Bien récupérer : les 3 erreurs à éviter

Bien récupérer : les 3 erreurs à éviter

Prendre une pause ne suffit pas toujours à vraiment récupérer. Il est possible de partir en vacances, de poser des congés, ou même de s’arrêter plusieurs semaines, et d’en revenir presque aussi fatiguée qu’avant. Ce qui crée la fatigue au quotidien est une chose ; savoir vraiment récupérer, une fois la pause posée, en est une autre.

Trois façons de mal gérer une pause

Trois schémas reviennent souvent, quelle que soit la nature de la pause : un week-end, des congés, un arrêt plus long.

  • Vous vous effondrez dès les premiers jours, malade ou vidée, parce que vous avez tiré sur la corde jusqu’au bout et que vous vous êtes arrêtée trop brutalement.
  • Vous maintenez le rythme même pendant la pause, par peur de ne pas le retrouver après : elle devient une autre forme de performance, remplie d’activités plutôt que de repos.
  • Vous parvenez à déconnecter, mais l’appréhension du retour s’installe avant même la fin de la pause, et grignote le bénéfice du repos.

Le neuroscientifique Albert Moukheiber va plus loin : il explique que la façon dont nous concevons nos vacances n’a pas vraiment de sens biologique, et alimente une forme d’anxiété de la performance, à vouloir profiter, faire, visiter, se reposer « comme il faut », ce qui peut devenir presque aussi épuisant que le travail lui-même.

Pourquoi il est si difficile de ralentir

Ralentir n’est pas qu’une question de temps libre. Ce qui empêche vraiment de ralentir, c’est souvent la peur de ralentir elle-même : la peur de se retrouver face à soi-même, sans l’action pour combler le silence. Après une longue période d’alerte, le système nerveux reste en tension, même une fois le danger ou l’urgence retombés : il a besoin de réapprendre à se sentir en sécurité au repos.

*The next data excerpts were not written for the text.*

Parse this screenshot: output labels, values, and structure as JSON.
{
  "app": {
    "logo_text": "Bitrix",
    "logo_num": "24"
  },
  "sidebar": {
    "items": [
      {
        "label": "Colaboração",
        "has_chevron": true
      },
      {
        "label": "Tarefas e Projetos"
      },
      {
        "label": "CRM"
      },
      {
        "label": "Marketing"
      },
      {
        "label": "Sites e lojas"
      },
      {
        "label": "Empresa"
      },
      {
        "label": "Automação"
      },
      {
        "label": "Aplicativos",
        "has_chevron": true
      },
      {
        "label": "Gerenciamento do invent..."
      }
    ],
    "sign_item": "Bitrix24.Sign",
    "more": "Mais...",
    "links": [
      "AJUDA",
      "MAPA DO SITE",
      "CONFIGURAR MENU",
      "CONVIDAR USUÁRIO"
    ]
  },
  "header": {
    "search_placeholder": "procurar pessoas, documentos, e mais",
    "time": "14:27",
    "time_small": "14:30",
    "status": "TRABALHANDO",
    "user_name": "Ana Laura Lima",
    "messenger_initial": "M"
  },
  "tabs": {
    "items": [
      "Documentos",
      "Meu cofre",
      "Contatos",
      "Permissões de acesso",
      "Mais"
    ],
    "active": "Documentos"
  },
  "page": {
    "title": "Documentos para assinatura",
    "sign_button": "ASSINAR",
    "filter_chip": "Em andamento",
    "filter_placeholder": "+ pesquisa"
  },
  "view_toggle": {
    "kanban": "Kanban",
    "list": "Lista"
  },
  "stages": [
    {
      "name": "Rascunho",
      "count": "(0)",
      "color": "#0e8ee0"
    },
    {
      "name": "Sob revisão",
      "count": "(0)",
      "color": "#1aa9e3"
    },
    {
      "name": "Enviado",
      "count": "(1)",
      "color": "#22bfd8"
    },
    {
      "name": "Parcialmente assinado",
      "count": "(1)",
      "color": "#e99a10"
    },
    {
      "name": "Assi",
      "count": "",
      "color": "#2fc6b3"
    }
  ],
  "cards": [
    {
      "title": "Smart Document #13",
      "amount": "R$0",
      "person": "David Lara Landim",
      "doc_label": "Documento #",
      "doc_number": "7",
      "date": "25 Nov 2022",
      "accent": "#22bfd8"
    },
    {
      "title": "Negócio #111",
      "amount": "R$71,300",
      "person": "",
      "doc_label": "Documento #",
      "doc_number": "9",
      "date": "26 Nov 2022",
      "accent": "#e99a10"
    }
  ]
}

Quelques pratiques aident à l’apaiser : respirer profondément, fredonner (le son stimule le nerf vague), développer une présence pleine et intentionnelle à ce que vous faites, plutôt que d’enchaîner en pilote automatique. Travailler directement cette peur de ralentir aide aussi, en lui montrant, par l’expérience répétée, que ralentir n’est pas un danger. L’inconfort des premiers instants est normal : il s’atténue avec la pratique, pas en l’évitant.

Les 7 formes de repos : laquelle vous manque le plus ?

Le repos ne se limite pas au sommeil. La médecin Saundra Dalton-Smith distingue sept formes de repos, chacune répondant à un manque différent. Demandez-vous, pour chacune, si elle est aujourd’hui nourrie ou en tension :

  • Physique (le corps) : mon corps est-il reposé, ou traîne-t-il une fatigue installée ?
  • Mental (l’esprit, entre deux tâches) : est-ce que je m’accorde de vraies pauses, ou mon esprit tourne-t-il en continu ?
  • Sensoriel (loin des écrans et du bruit) : est-ce que je m’accorde des moments de calme sensoriel ?
  • Créatif (s’émerveiller, sortir du cadre professionnel) : est-ce que je m’autorise encore à m’émerveiller ?
  • Émotionnel (exprimer ce que je ressens) : est-ce que je peux dire ce que je ressens, ou est-ce que je le retiens systématiquement ?
  • Social (des relations qui rechargent) : mes relations me rechargent-elles, ou m’épuisent-elles ?
  • Spirituel (se sentir reliée à quelque chose qui a du sens) : est-ce que je me sens reliée à quelque chose qui compte vraiment pour moi ?

Quand la fatigue vient d’un désalignement profond plutôt que d’un simple manque de sommeil, c’est souvent ce dernier repos, le spirituel, qui est le plus en tension. Un accompagnement permet alors un réalignement plus profond qu’une simple pause : beaucoup de mes clientes y trouvent justement cet espace, pour déposer ce qu’elles retiennent le reste du temps.

Saisir sa chance infime

On ne guérit pas de l’épuisement en en faisant toujours plus, mais en faisant moins.

Helena pensait que se reposer demandait un effort : trouver du temps dans son agenda, s’obliger à penser à elle-même. Résultat, elle était fatiguée avant même d’avoir commencé à se reposer. Le travail a porté sur saisir sa chance infime : profiter des moments déjà là, plutôt que d’en créer de nouveaux de force. Développer l’être, pas l’action. Être présente à ce qui est, plutôt que dans le forcing ou la charge permanente.

Bien récupérer : les questions qu’on me pose le plus souvent

Faut-il complètement s’arrêter pendant une pause ? Pas nécessairement. Ce qui compte n’est pas l’inactivité totale, mais l’absence d’objectif de performance : une activité qui vous ressource n’est pas un problème, tant qu’elle reste un choix et non une nouvelle liste de choses à faire.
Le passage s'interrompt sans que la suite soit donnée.